Setelah apa yang dicapai oleh Capcom dengan Resident Evil 2 Remake, antisipasi dan hype super tinggi memang mengitari pengumuman Resident Evil 3 Remake. Kita semuanya memahami bahwa pendekatan mekanik gameplay lebih modern lewat sudut kamera belakang bahu memang bekerja fantastis di game seperti ini, apalagi diperkuat dengan atmosfer yang tepat. Namun sayangnya, standar penilaian yang mengarah pada Resident Evil 2 Remake tersebut jadi bumerang tajam yang mematikan untuk Resident Evil 3 Remake.
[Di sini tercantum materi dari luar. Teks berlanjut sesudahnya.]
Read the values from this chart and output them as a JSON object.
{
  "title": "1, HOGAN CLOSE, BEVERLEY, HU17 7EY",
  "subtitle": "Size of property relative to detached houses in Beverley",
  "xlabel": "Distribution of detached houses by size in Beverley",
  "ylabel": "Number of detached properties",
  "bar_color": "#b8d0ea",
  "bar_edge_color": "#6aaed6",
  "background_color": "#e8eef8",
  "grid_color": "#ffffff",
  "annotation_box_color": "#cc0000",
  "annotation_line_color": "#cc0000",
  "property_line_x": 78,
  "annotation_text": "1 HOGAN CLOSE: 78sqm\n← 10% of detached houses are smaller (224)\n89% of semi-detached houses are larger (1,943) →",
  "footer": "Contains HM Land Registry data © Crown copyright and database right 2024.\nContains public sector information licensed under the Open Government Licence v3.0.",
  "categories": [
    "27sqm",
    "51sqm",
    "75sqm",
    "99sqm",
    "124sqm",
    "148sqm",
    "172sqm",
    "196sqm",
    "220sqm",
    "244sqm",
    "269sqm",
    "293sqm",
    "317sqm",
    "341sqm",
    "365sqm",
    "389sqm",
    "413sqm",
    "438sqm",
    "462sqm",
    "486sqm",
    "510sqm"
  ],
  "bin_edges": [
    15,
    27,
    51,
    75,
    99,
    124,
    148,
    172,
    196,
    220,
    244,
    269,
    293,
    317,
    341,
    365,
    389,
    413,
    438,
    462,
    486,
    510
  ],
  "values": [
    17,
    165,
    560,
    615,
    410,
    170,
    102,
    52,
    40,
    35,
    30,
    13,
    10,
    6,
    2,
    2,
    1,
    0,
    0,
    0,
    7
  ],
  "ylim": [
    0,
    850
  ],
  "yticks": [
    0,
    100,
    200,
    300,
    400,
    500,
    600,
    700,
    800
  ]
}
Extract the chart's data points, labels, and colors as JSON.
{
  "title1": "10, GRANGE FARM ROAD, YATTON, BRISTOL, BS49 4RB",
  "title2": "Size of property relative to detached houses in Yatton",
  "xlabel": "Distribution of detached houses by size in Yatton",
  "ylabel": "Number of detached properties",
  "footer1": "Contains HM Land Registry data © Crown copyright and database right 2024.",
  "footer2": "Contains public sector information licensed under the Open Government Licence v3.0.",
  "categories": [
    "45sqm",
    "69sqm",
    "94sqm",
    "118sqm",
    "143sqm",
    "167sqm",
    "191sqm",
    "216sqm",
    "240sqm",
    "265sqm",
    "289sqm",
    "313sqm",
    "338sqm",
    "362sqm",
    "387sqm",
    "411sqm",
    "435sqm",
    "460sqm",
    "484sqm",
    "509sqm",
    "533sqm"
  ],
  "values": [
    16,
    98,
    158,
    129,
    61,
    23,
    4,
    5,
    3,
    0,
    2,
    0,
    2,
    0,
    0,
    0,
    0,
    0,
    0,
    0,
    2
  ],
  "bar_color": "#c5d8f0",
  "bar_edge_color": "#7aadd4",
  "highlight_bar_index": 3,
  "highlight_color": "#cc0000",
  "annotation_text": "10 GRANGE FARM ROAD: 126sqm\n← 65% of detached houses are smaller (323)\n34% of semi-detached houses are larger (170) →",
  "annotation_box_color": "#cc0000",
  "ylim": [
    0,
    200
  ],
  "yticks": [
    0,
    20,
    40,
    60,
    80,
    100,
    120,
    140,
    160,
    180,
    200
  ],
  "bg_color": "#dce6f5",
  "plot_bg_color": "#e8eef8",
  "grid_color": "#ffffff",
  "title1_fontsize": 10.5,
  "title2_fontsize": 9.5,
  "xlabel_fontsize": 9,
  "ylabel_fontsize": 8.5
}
Walaupun sensasi gameplay action-nya bisa diterima dengan tangan terbuka, banyak gamer yang kecewa dengan konten yang terasa begitu pendek. Banyak lokasi-lokasi dan monster dari seri original berakhir dipotong dari seri Remake ini, tanpa memperlihatkan batang hidungnya sama sekali. Yang lebih buruk lagi? Nemesis yang seharusnya jadi ancaman konstan di sepanjang permainan, kini berujung muncul hanya di momen-momen tertentu saja.
-
Brigandine: The Legend of Runersia

Rasa nostalgia yang terlalu kuat? Ataukah kualitas game yang memang berada di bawah standar? Bagi gamer yang mencintai seri Brigandine di Playstation pertama, kehadiran The Legend of Runersia yang meluncur pertama kali untuk Switch terlebih dahulu kini tampil bak buah simalakama. Di satu sisi, menggembirakan karena nama game ini mengemuka di industri game modern kembali.
Di sisi lain? Super mengecewakan karena ia gagal menawarkan cita rasa modern yang sepantasnya kita antisipasi dari sebuah game strategi RPG seperti ini. Sisi cerita disajikan dalam bentuk artwork yang indah, namun gagal dibangun di atas racik cerita super mengalir yang seharusnya, apalagi saat Anda berhasil menguasai dan menghancurkan kerajaan lain. Framerate rendah di awal rilis versi Switch, unit tanpa presentasi visual penuh detail, dan minimnya fitur standar game strategi yang seharusnya membuat Runersia terasa seperti game tua dengan skin game baru.